When it came to selecting storage, Hoekzema didn’t just rely on typical big-box retailers: The pool house’s casual black lockers were purchased from a restaurant supply store. Another cost-effective hack Hoekzema suggested was stacking pencil liner tile underneath the powder room sink to mimic the look of high-end marble fluting.
Allover color makes another appearance in the Robinsons’ pantry, which was designed for grab-and-go snacking as well as concealing dried goods. “I think just having things all neatly in one place allows for easier and better choices,” says Lindsey. “I’m a huge fan of organization and believe that when food is stored and presented well, it helps foster an excitement to use it well.” The superdark walk-in only heightens the brightness of the nearby kitchen, which includes an expansive island that can almost seat everyone in the family and a reflective black tile backsplash—another edgy Hoekzema pick.
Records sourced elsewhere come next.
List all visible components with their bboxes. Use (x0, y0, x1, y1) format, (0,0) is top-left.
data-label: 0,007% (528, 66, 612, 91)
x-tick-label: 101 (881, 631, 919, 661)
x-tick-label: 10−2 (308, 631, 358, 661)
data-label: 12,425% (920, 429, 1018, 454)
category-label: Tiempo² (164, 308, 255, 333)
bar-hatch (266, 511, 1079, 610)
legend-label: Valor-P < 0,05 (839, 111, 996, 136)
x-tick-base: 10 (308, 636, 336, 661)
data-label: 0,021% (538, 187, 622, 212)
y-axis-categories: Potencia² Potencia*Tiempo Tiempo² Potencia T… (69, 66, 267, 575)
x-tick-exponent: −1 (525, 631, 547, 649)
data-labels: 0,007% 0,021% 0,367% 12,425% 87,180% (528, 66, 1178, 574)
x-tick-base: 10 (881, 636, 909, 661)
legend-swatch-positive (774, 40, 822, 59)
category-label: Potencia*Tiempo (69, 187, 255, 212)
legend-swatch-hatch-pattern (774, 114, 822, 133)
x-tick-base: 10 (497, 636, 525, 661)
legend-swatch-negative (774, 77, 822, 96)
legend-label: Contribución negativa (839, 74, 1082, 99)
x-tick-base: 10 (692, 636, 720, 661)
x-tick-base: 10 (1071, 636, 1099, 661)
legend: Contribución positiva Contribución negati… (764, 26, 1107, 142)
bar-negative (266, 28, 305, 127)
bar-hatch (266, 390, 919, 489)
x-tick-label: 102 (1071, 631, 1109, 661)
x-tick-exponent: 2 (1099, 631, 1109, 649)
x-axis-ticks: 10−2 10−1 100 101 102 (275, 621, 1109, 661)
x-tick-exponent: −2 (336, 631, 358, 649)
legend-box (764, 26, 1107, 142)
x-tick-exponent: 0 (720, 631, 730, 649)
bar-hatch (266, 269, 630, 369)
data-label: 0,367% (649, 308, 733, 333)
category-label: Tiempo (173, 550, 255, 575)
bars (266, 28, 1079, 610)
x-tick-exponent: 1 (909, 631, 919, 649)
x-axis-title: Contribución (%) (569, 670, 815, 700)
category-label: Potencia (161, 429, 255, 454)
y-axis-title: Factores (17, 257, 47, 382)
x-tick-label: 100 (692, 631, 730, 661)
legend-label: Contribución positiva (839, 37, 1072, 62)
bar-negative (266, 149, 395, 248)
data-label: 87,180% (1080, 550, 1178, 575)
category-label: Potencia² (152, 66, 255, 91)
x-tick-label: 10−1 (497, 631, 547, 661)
“I wanted to make sure we had things in our home we’d like in 10 years,” says Lindsey. “Like with the dark pantry, I was nervous at first about the black backsplash, as it was hard to find images with dark backsplashes online.” In the end, imagining how all the materials would look together wasn’t her biggest hurdle: The property lies 1,000 feet off a gravel road surrounded by wetlands. “We had to clear a path from the road to the building site and get connected to utilities, which took hundreds of calls and emails,” says Hoekzema. Despite those early obstacles, the home is a reminder that your first plan might not always be the best one.